By Stina Chyn | August 6, 2003

Sometimes things just appear out of nowhere. Cars, pedestrians, road kill, and credit card bills have a tendency to manifest themselves unexpectedly. In some cases, you’re given some kind of signal, allowing you to anticipate the actions of an oncoming vehicle or a person who is standing too close to the intersection. But because you’re not psychic, their abrupt actions usually catch you off guard. Once in a while, a film’s narrative will also appear out of nowhere, and depending on how the film begins, you’ll find the immediate plunge into action either refreshing or confusing.
The very beginning of William Minsky’s film “Purple Gas” is an audiovisual exposition that provides the context from which the narrative develops. The narrator’s scruffy, nasal voice explains that in the 1940’s, a cheap kind of gas was developed for farmers and their non-commercial vehicles’ consumption. Known as Purple Gas, because of a colored dye added into the special petroleum, it became very popular among locals in the 70s when gas prices skyrocketed. The local government dispatched Regulators to track down and dispose of anyone that might be putting Purple Gas to illegal use. The most notorious of the enforcers is The Regulator.
Shortly after the narration portion (which would make a great “Reefer Madness” spin-off itself) presents the background information, the rest of the film commences. The key players in the film are The Regulator (Dana Andersen), Purple Gas fanatics/thieves Cole (Josh Dean) and Deke (Belinda Cornish), and Paulie (Donovan Workun) the gas station attendant. The plot isn’t complicated, but it takes several scenes for the viewer to make sense of the images he’s just seen and how they’re related to each other. For instance, the first scene immediately following the exposition presents The Regulator’s first victim.
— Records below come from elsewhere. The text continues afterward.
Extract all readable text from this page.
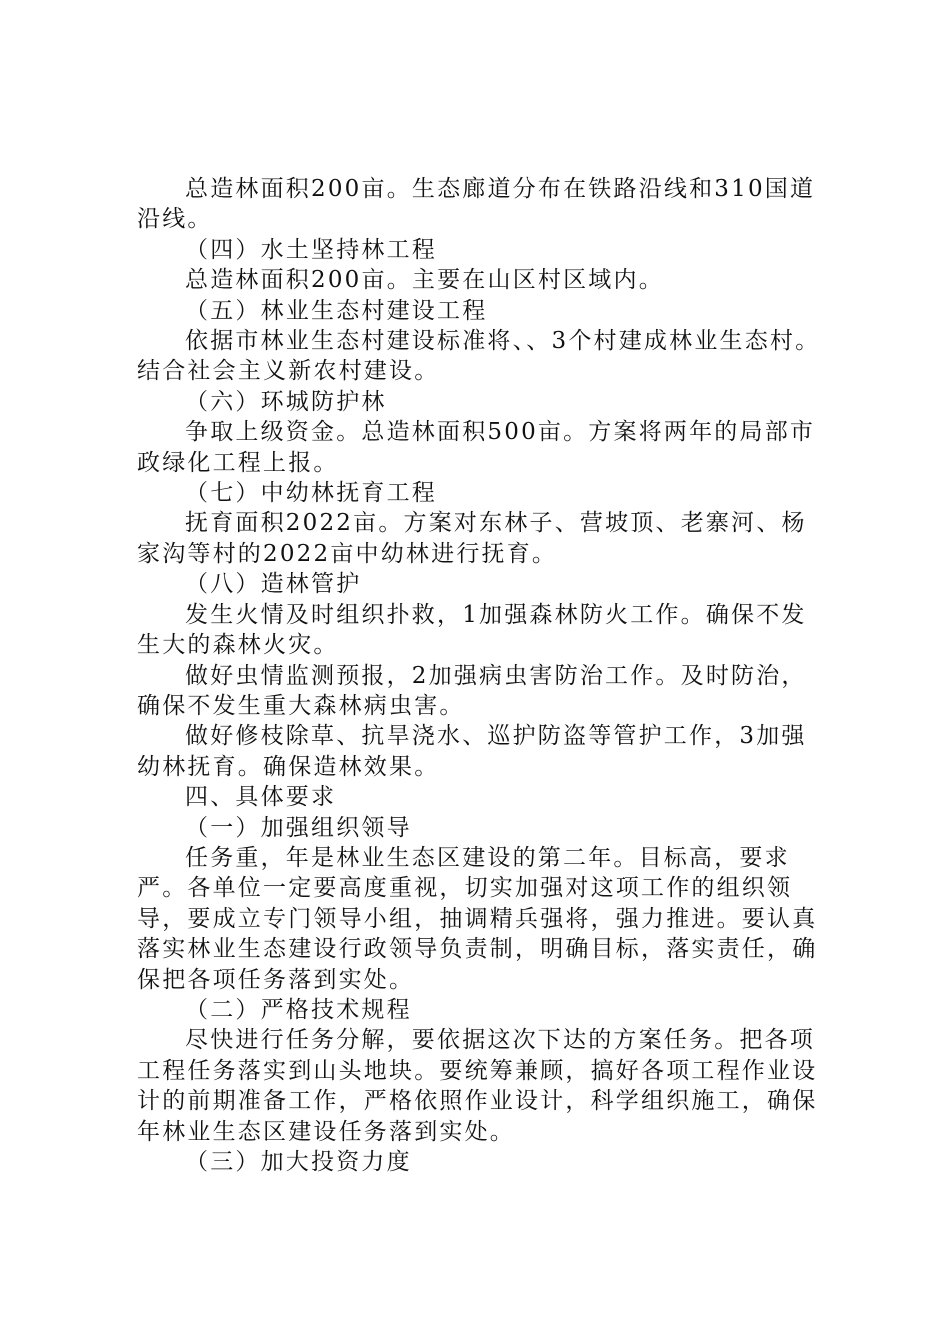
总造林面积200亩。生态廊道分布在铁路沿线和310国道沿线。

（四）水土坚持林工程

总造林面积200亩。主要在山区村区域内。

（五）林业生态村建设工程

依据市林业生态村建设标准将、、3个村建成林业生态村。结合社会主义新农村建设。

（六）环城防护林

争取上级资金。总造林面积500亩。方案将两年的局部市政绿化工程上报。

（七）中幼林抚育工程

抚育面积2022亩。方案对东林子、营坡顶、老寨河、杨家沟等村的2022亩中幼林进行抚育。

（八）造林管护

发生火情及时组织扑救，1加强森林防火工作。确保不发生大的森林火灾。

做好虫情监测预报，2加强病虫害防治工作。及时防治，确保不发生重大森林病虫害。

做好修枝除草、抗旱浇水、巡护防盗等管护工作，3加强幼林抚育。确保造林效果。

四、具体要求

（一）加强组织领导

任务重，年是林业生态区建设的第二年。目标高，要求严。各单位一定要高度重视，切实加强对这项工作的组织领导，要成立专门领导小组，抽调精兵强将，强力推进。要认真落实林业生态建设行政领导负责制，明确目标，落实责任，确保把各项任务落到实处。

（二）严格技术规程

尽快进行任务分解，要依据这次下达的方案任务。把各项工程任务落实到山头地块。要统筹兼顾，搞好各项工程作业设计的前期准备工作，严格依照作业设计，科学组织施工，确保年林业生态区建设任务落到实处。

（三）加大投资力度
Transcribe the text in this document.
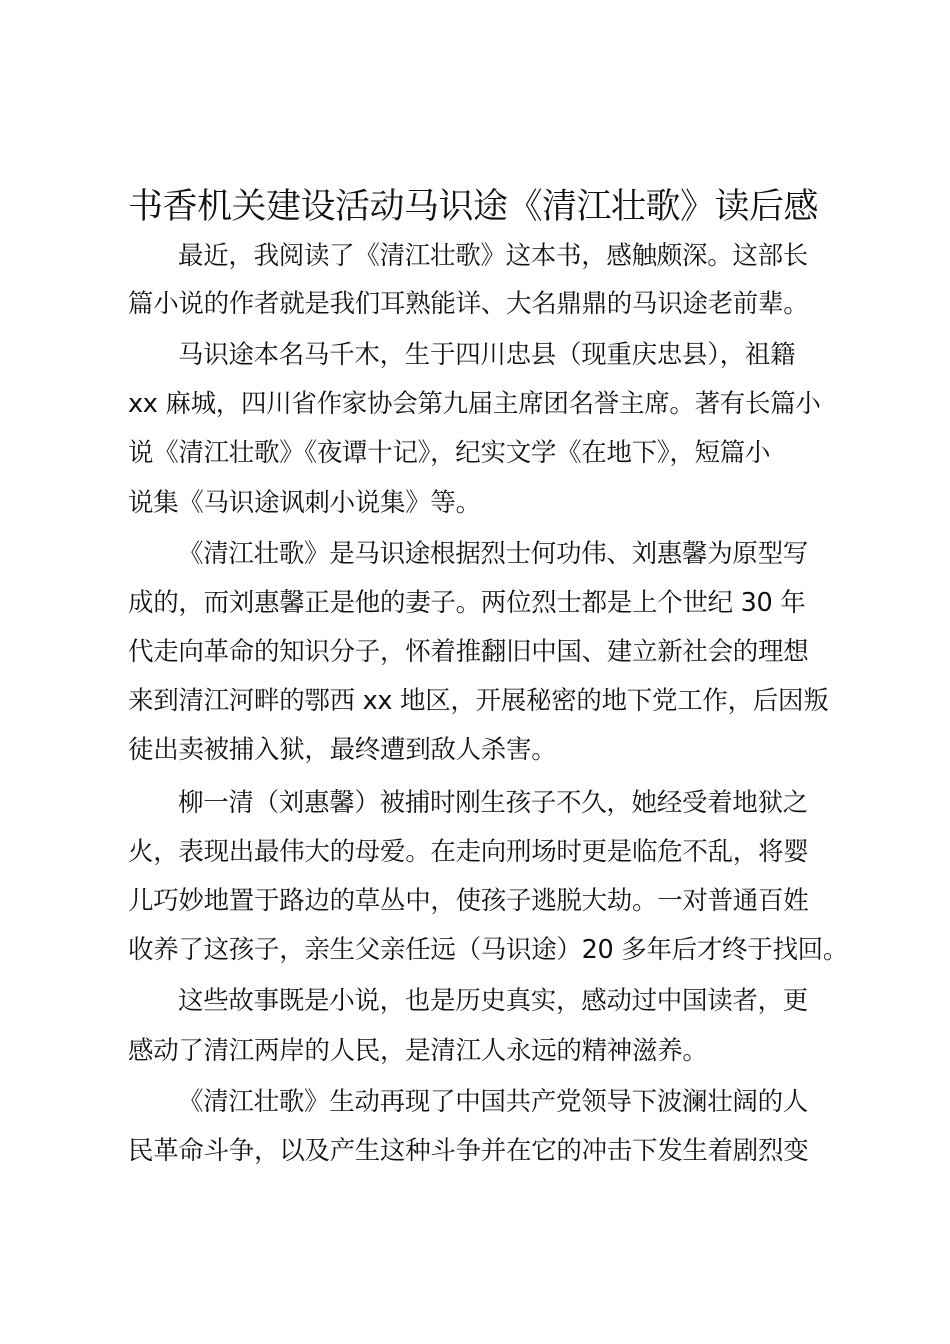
书香机关建设活动马识途《清江壮歌》读后感
最近，我阅读了《清江壮歌》这本书，感触颇深。这部长
篇小说的作者就是我们耳熟能详、大名鼎鼎的马识途老前辈。
马识途本名马千木，生于四川忠县（现重庆忠县），祖籍
xx 麻城，四川省作家协会第九届主席团名誉主席。著有长篇小
说《清江壮歌》《夜谭十记》，纪实文学《在地下》，短篇小
说集《马识途讽刺小说集》等。
《清江壮歌》是马识途根据烈士何功伟、刘惠馨为原型写
成的，而刘惠馨正是他的妻子。两位烈士都是上个世纪 30 年
代走向革命的知识分子，怀着推翻旧中国、建立新社会的理想
来到清江河畔的鄂西 xx 地区，开展秘密的地下党工作，后因叛
徒出卖被捕入狱，最终遭到敌人杀害。
柳一清（刘惠馨）被捕时刚生孩子不久，她经受着地狱之
火，表现出最伟大的母爱。在走向刑场时更是临危不乱，将婴
儿巧妙地置于路边的草丛中，使孩子逃脱大劫。一对普通百姓
收养了这孩子，亲生父亲任远（马识途）20 多年后才终于找回。
这些故事既是小说，也是历史真实，感动过中国读者，更
感动了清江两岸的人民，是清江人永远的精神滋养。
《清江壮歌》生动再现了中国共产党领导下波澜壮阔的人
民革命斗争，以及产生这种斗争并在它的冲击下发生着剧烈变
This scene is supposed to be a transition between the exposition and the rest of the film, but it doesn’t completely accomplish its task because the viewer will not necessarily make the connection between the two scenes. It takes about ten more minutes for you to remember the part about purple gas.
Minsky’s film does get better the more of it that you watch; the acting is even quite good in a barn scene with Cole and Paulie. Minsky also incorporates a variety off unconventional camera angles that contribute to the unsettling tone of the film. There’s an impressive action sequence where Cole and Deke hijack two trucks that are transporting the gas. Ultimately, though, awkward lighting, weaknesses in the audio of some scenes, spots of mediocre dialogue, and an ending that doesn’t go anywhere particularly pleasing to the viewer make it difficult to really enjoy Minsky’s ode to unattractive renegade law enforcement personnel.
“Purple Gas” isn’t without its good qualities—including some very entertaining outtakes during the ending credits—but you’d probably prefer to watch a film whose parts are as strong as the whole, and whose story doesn’t just appear out of nowhere.